The goal of unit testing is to provide 100% test coverage. The reality of unit testing is that you want 95% or more, test coverage. There are occasions when unit testing that one last line of code is horrendously repetitious or you miss something or accidentally couple something too tightly. But wait... there's more... and those seem like lousy excuses that lead to allowing bad design in your code.

Ultra-Fine Granularity is Horrible

If you are writing your unit tests after you write your production code, or if you are writing your unit tests first but are simply going through the mechanical process switch and it doesn't really matter if you write your tests first or not, then the answer is horrible. You'll end up unit testing way more than you need to. For example, I wrote a login screen last year. This login screen has three fields and two buttons on it: Username, Password, a drop list of locations assigned to the username, a Login button and a Cancel button. How many unit tests do you think should be written for this? ... I wrote 27 unit tests to cover every possible edge case in the presenter that controlled this view. What a giant horrible mess - changing anything in that login screen was almost as bad as not having it unit tested at all (well ok... nothing is that bad)

I ended up unit testing setting an individual property, and then checking to make sure that property was stored correctly. I unit tested individual method calls with only the username set, or only the password set, or only the location set, or only whatever combination of those set. I unit tested loading the list of locations for the username, and ensuring that the location selected is valid for the user. I unit tested what would happen is an invalid location was selected or a null location was selected... every possible edge case was unit tested and it drove bad design into the application because no one wanted to go through the pain of having to change all of those unit tests at that level of granularity.

Step Up To The API

Just unit testing your code is a great way to ensure that you are writing way more unit tests than you need. Chances are, the code you are writing is not very cohesive and you will end up unit testing the read and write of individual properties rather than just unit testing the business value (process) that actually reads / writes the individual properties. That is to say, your unit tests should be written at one or two steps above ultra-fine granularity. Don't test the individual properties, test that API that you want to call, that has business value.

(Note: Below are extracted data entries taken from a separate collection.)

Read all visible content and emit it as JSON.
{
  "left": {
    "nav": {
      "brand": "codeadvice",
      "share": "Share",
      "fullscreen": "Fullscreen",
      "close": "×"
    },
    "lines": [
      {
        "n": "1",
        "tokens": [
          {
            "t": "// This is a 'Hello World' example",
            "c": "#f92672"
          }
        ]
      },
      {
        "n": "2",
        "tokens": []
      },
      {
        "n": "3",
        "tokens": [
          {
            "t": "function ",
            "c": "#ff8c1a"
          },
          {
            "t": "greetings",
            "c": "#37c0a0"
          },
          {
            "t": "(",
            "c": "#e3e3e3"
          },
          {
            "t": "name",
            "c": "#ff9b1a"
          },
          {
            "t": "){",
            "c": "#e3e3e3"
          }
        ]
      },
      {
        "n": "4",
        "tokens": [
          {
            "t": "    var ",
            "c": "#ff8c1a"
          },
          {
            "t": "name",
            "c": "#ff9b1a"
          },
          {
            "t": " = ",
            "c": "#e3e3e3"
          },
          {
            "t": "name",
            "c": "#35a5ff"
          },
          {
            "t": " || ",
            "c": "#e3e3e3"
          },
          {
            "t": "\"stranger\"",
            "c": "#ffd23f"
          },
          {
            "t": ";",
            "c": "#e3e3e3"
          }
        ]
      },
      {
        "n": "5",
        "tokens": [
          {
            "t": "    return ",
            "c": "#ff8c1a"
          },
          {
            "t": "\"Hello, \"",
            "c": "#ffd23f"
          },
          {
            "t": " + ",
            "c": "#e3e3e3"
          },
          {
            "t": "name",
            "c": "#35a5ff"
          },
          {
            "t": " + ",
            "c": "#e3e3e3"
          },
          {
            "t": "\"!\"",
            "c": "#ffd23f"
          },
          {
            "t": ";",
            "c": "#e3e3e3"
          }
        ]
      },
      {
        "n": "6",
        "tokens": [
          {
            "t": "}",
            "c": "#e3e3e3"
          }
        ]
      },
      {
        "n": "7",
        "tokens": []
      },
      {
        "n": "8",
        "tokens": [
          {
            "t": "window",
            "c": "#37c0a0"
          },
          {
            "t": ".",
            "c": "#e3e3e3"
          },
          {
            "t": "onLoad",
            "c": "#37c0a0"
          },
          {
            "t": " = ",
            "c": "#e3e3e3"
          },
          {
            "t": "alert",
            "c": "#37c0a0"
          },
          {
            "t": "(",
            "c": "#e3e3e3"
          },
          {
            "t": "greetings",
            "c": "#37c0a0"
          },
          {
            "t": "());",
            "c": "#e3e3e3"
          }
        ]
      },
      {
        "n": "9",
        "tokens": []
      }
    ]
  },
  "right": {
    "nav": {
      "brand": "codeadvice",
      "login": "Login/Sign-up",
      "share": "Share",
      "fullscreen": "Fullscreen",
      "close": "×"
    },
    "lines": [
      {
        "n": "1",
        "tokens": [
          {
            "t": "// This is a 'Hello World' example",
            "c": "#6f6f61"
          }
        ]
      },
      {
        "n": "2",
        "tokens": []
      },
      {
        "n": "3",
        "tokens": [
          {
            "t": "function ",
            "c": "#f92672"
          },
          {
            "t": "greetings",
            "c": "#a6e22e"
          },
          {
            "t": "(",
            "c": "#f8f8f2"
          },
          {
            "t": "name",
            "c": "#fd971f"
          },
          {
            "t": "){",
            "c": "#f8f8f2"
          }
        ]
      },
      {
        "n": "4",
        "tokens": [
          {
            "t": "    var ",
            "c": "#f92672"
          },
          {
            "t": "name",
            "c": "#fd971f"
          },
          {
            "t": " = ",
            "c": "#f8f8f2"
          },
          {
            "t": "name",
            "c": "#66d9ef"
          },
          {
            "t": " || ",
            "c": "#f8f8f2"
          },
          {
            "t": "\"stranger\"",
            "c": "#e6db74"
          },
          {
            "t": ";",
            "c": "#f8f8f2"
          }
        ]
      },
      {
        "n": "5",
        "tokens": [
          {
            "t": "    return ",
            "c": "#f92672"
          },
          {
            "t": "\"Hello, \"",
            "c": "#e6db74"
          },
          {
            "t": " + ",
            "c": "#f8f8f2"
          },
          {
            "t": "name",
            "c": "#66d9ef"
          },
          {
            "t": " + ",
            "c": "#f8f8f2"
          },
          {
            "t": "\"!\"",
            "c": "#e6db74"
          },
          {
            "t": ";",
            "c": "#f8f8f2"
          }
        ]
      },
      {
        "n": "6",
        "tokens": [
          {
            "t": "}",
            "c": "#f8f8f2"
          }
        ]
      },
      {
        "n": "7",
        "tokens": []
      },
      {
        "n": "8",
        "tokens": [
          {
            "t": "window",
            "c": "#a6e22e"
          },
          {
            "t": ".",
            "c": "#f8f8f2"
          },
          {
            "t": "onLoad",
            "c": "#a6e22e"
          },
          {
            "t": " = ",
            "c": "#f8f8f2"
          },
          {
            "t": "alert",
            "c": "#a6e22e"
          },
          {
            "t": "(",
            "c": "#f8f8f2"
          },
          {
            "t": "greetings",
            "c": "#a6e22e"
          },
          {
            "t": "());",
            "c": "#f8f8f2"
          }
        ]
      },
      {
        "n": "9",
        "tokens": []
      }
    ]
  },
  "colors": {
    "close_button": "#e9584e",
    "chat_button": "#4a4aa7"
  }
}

So, how do you account for 100% code coverage if you are not unit testing the properties and all of the edge cases?

Never write code that you don't need, right now. If you are writing a unit test and the test or the implementation needs a property, then you create that property for that unit test at that time. This does not mean that you write a bunch of get / set property unit tests, just so you can unit test the properties. This means that you specify the business value API in your unit test, and by virtue of having business value, you will likely have various properties associated with the classes in that API. The same is true for edge cases - if the business value of the unit test does not handle the edge cases, then there are no edge cases. Only when you have business value specifying an edge case, do you need to write a unit test for the edge case and possibly modify code to handle the edge case.

Ok, then what happens if your code changes and you don't call that property in the original unit test, anymore?

Never leave dead code in your system. Ever. Period. End of discussion. If you change your unit tests because the design of the object(s) change, and you are no longer using a property - delete the property! If you delete it and you find that you can't compile the code any longer because other parts of the system need that property, then you need to evaluate whether or not that property is really providing value to those other places vs. changing those other places to match the new design.

Test First vs. Test After

A big part of figuring out how many unit tests you need is understanding the functionality of the system. You should be writing a unit test for every functional point of the code, achieving 100% code coverage. The problem with the original question of how many unit tests to write, though, is that there is a hidden assumption in that question:

"I wrote my code, now how many tests do I need, to cover it correctly?"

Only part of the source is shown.